According to Access Hollywood, an autistic boy plays the autistic child in ABC’s comedic legal drama “Eli Stone,” scheduled to premier tonight. This is an interesting development, to have an autistic child playing an autistic child: People have often questioned and criticized the accuracy and authenticity of actors and actresses playing autistic characters, as Dustin Hoffman in Rain Man and Sigourney Weaver in Snow Cake.
It is, though, all the more unfortunate that a vaccine—via a fictional substance called “mercuritol“—is said to be why William, in the child in “Eli Stone,” has autism. Will a future episode make mention of,or even show the child undergoing chelation—-in which medications are given to a child to remove heavy metals from the blood and so to “detoxify” the body—or other “alternative, biomedical treatments“? Will the autistic child on this TV show be allowed to remain autistic?

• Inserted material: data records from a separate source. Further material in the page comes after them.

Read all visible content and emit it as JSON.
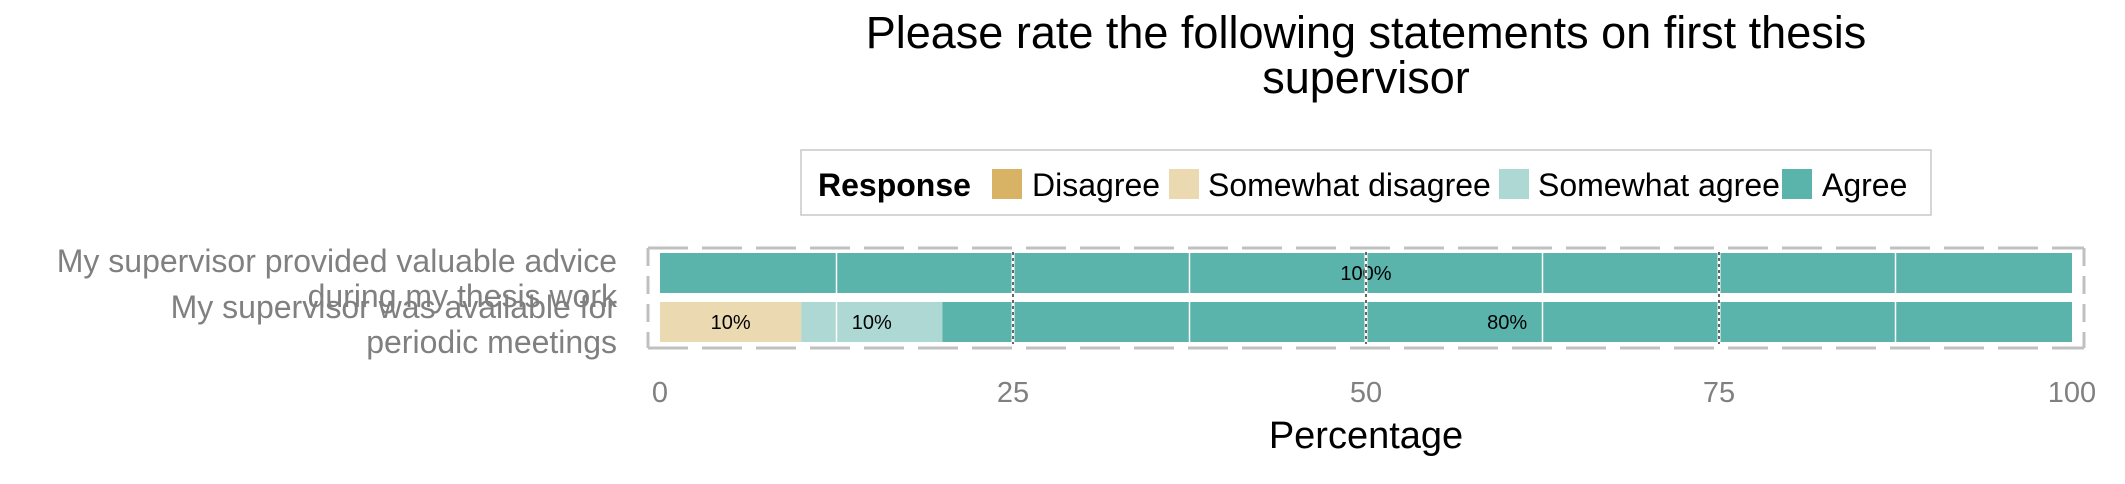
{
  "chart_data": {
    "type": "bar",
    "orientation": "horizontal",
    "stacked": true,
    "title_lines": [
      "Please rate the following statements on first thesis",
      "supervisor"
    ],
    "xlabel": "Percentage",
    "ylabel": "",
    "xlim": [
      0,
      100
    ],
    "xticks": [
      "0",
      "25",
      "50",
      "75",
      "100"
    ],
    "grid": true,
    "legend": {
      "title": "Response",
      "position": "top",
      "entries": [
        "Disagree",
        "Somewhat disagree",
        "Somewhat agree",
        "Agree"
      ]
    },
    "categories": [
      {
        "lines": [
          "My supervisor provided valuable advice",
          "during my thesis work"
        ]
      },
      {
        "lines": [
          "My supervisor was available for",
          "periodic meetings"
        ]
      }
    ],
    "series": [
      {
        "name": "Disagree",
        "color": "#d8b365",
        "values": [
          0,
          0
        ],
        "labels": [
          "",
          ""
        ]
      },
      {
        "name": "Somewhat disagree",
        "color": "#ebd9b2",
        "values": [
          0,
          10
        ],
        "labels": [
          "",
          "10%"
        ]
      },
      {
        "name": "Somewhat agree",
        "color": "#add8d4",
        "values": [
          0,
          10
        ],
        "labels": [
          "",
          "10%"
        ]
      },
      {
        "name": "Agree",
        "color": "#5ab4ac",
        "values": [
          100,
          80
        ],
        "labels": [
          "100%",
          "80%"
        ]
      }
    ]
  }
}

….., the autism in the story line is almost incidental given all the other loopy things that are packed into the pilot. The show is not about whether vaccines cause autism. It’s about the redemptive powers of faith. What the episode’s conclusion really asks is: Which is the greater force in life: science or faith
Deardorff writes that the “autism-vaccine debate” is about what people, and specifically parents of autistic children, believe, the scientific evidence that there is no link between vaccines and autism, or their own faith that one day their child was “normal” and the next, post-vaccination, autistic. “It won’t matter how many studies show there is no link between vaccines and autism,” writes Deardorff. “We all believe our own truths.” We do indeed: Last June, during the Cedillo trial in which the parents of 12-year-old Michelle Cedillo claimed that she became autistic after receiving a vaccine, essays by journalist Arthur Allen and anthropologist Roy Richard Grinker both discussed why there is no dispelling an autism-vaccine link. Writes Grinker:
Two distinct communities have emerged, and though they both employ the language of science, their ideas are simply incommensurable. The two groups co-exist, like creationism and evolutionary biology, but they operate on such different premises that a true dialogue is nearly impossible.
The idea behind “Eli Stone,” as revealed in media reports, is that a highly successful, seemingly selfish lawyer who has—with little apparent regard for ethical concerns—-fought on the side of corporate America, undergoes a sort of conversion experience and decides instead to fight for the “little guy”—the “vaccine-damaged” child of a single mother, in the first episode. Why this conversion occurs is a matter of science or faith, as Deardroff writes: When Stone starts to hear George Michael singing, is this the result of a brain aneurysm or because Stone is some sort of 21st-century prophet?
Some will continue to believe that a vaccine or something in a vaccine caused their child to become autistic, even as yet another study disproves a link between autism and mercury and/or vaccines—-perhaps it all depends on what script you’ve decided to follow, and who’s playing what part.